Dans tous les cas, cette campagne sera exceptionnelle, de par les circonstances dans lesquelles elle est organisée. Les candidats vont devoir s’adapter et mettre en place une sorte de télé-campagne. Impossible en ce moment d’organiser des meetings, de faire du porte-à-porte ou des réunions publiques. Cela sera la campagne électorale la plus singulière organisée sous la 5ème République.De plus l’écart important de temps entre les deux tours risque de créer des avantages illicites pour les maires sortants comme le souligne David Cherfa, élu en tant que conseiller délégué chargé du bénévolat et de l’engagement solidaire dans le 19ème arrondissement de Paris : « Certains maires en ballotage ont organisé une distribution de masques, entre autres choses, pendant le confinement. Pour eux c’est une bonne chose ce second tour. Ils ont le beau rôle et peuvent envoyer un message du style ‘regardez, on a été plus compétent que l’Etat, nous vous avons fourni en masque’. »

L’AMF tempère et préfère y voir une preuve d’engagement de ces maires : « Ils ne le font pas à des fins électorales. Ils exercent leur mandat de maire au service de leur population en répondant aux besoins les plus urgents de leurs habitants. » Cette campagne qui se déroulera donc à distance risque d’accentuer les inégalités entre électeurs. Tout le monde ne possède pas Internet ou un compte sur les réseaux sociaux. Certains ne pourront pas avoir accès à la campagne. Les personnes âgées sont les plus concernés par ce genre de problématiques.
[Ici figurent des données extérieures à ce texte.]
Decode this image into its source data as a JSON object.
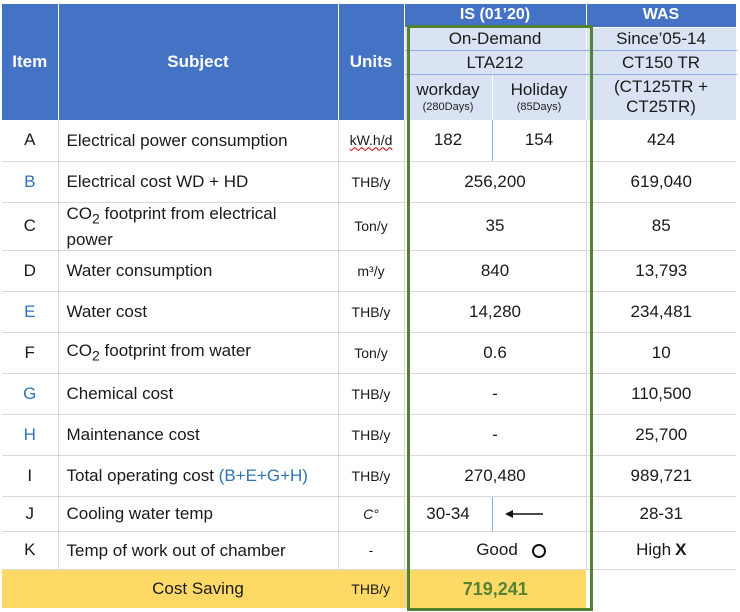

Habituellement, les seniors sont la catégorie de population qui se déplacent le plus aux urnes.

Or, il est évident que les circonstances exceptionnelles d’aujourd’hui risquent de décourager de nombreux seniors à sortir de chez eux. David Cherfa est ulcéré : « On leur dit quoi aux seniors ? ‘Vous ne pouvez pas aller voter mais vous pouvez voter par correspondance ?’ C’est n’importe quoi. Nous avons des gouvernants uniquement préoccupés par leur avenir.  Edouard Philippe veut juste sauvegarder sa porte de sortie pour finir sa carrière comme maire du Havre. Emmanuel Macron veut se sauver et essaye de garder ses meilleures cartes dans la perspective de 2022. C’est pour cela qu’il a autorisé Gérald Darmanin à rester maire et ministre. C’est indécent. »
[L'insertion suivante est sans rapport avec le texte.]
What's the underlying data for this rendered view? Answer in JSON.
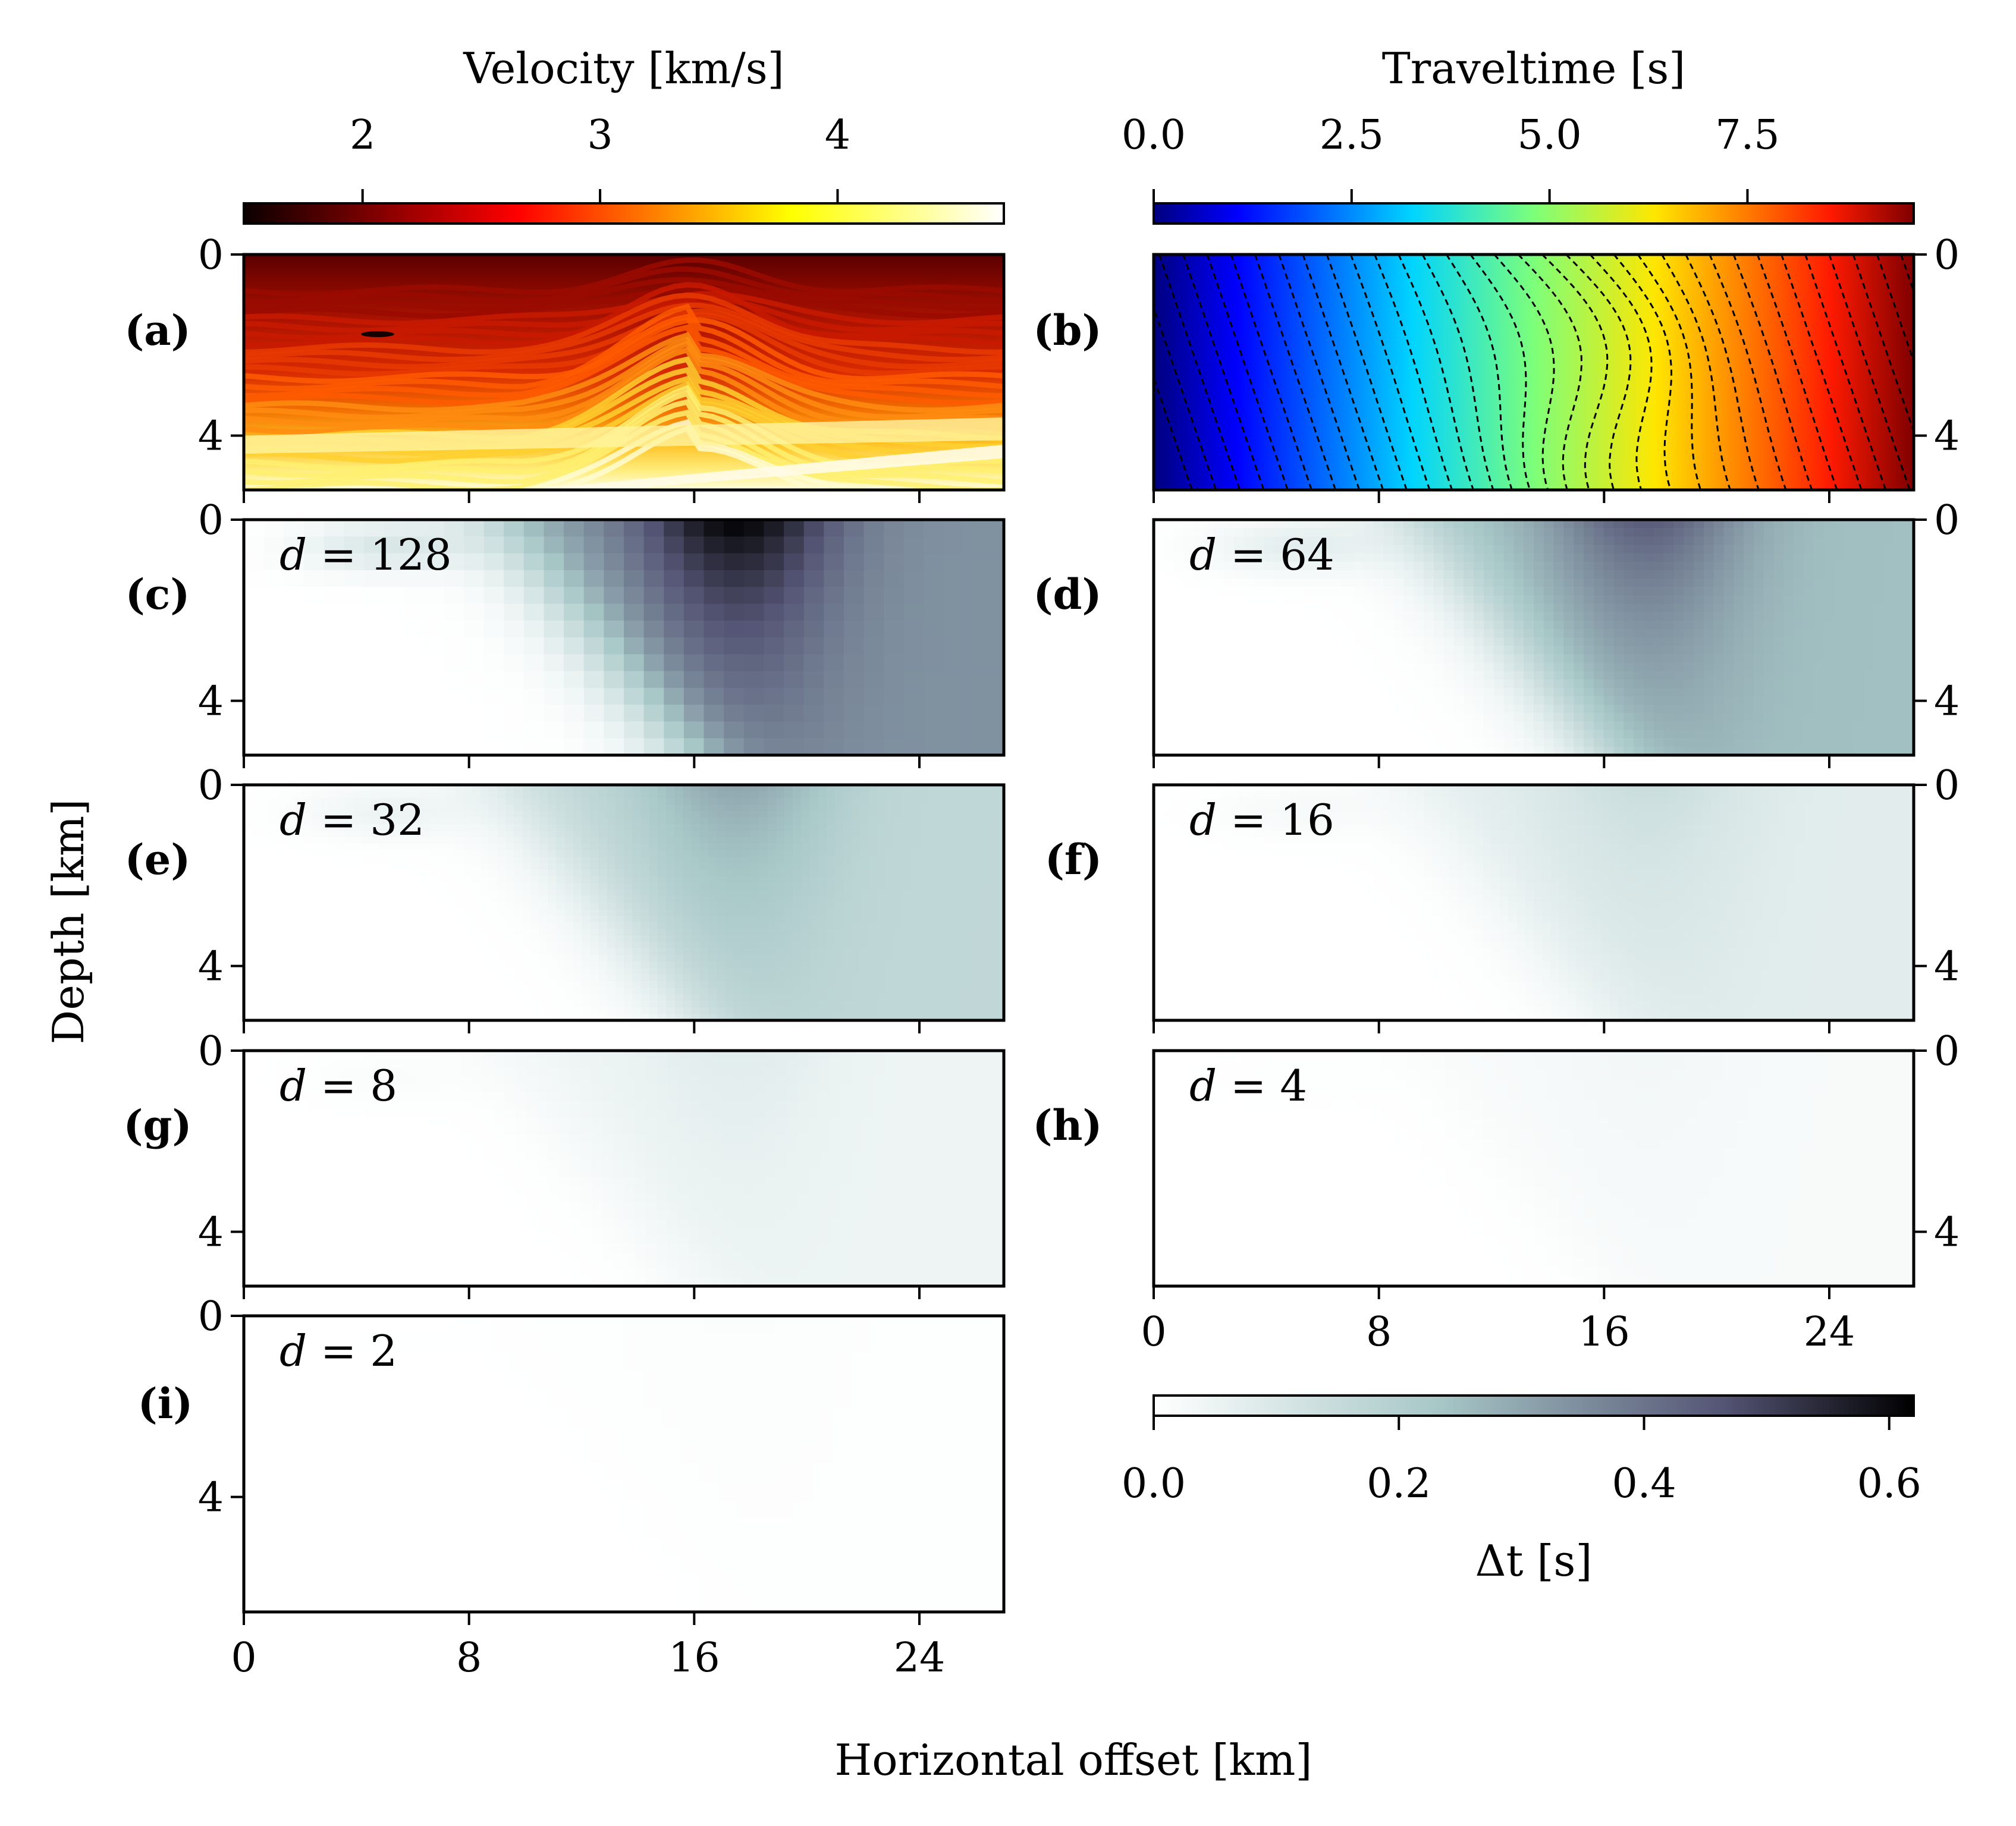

Selon David, qui a donc vu son engagement être prolongé de facto, se pose également un problème de légitimité : « A Lorient, la coalition arrivée en tête et regroupant 8 partis a recueilli 3 000 voix sur 35 000 inscrits (23% des suffrages exprimés). Quelle légitimité allons-nous donner à un maire élu avec 3000 voix dans une ville de 58000 habitants et 35000 électeurs ? Il n’y a plus de légitimité. » L’abstention déjà record au premier tour (54,5%) risque d’être la grande gagnante de ce second tour.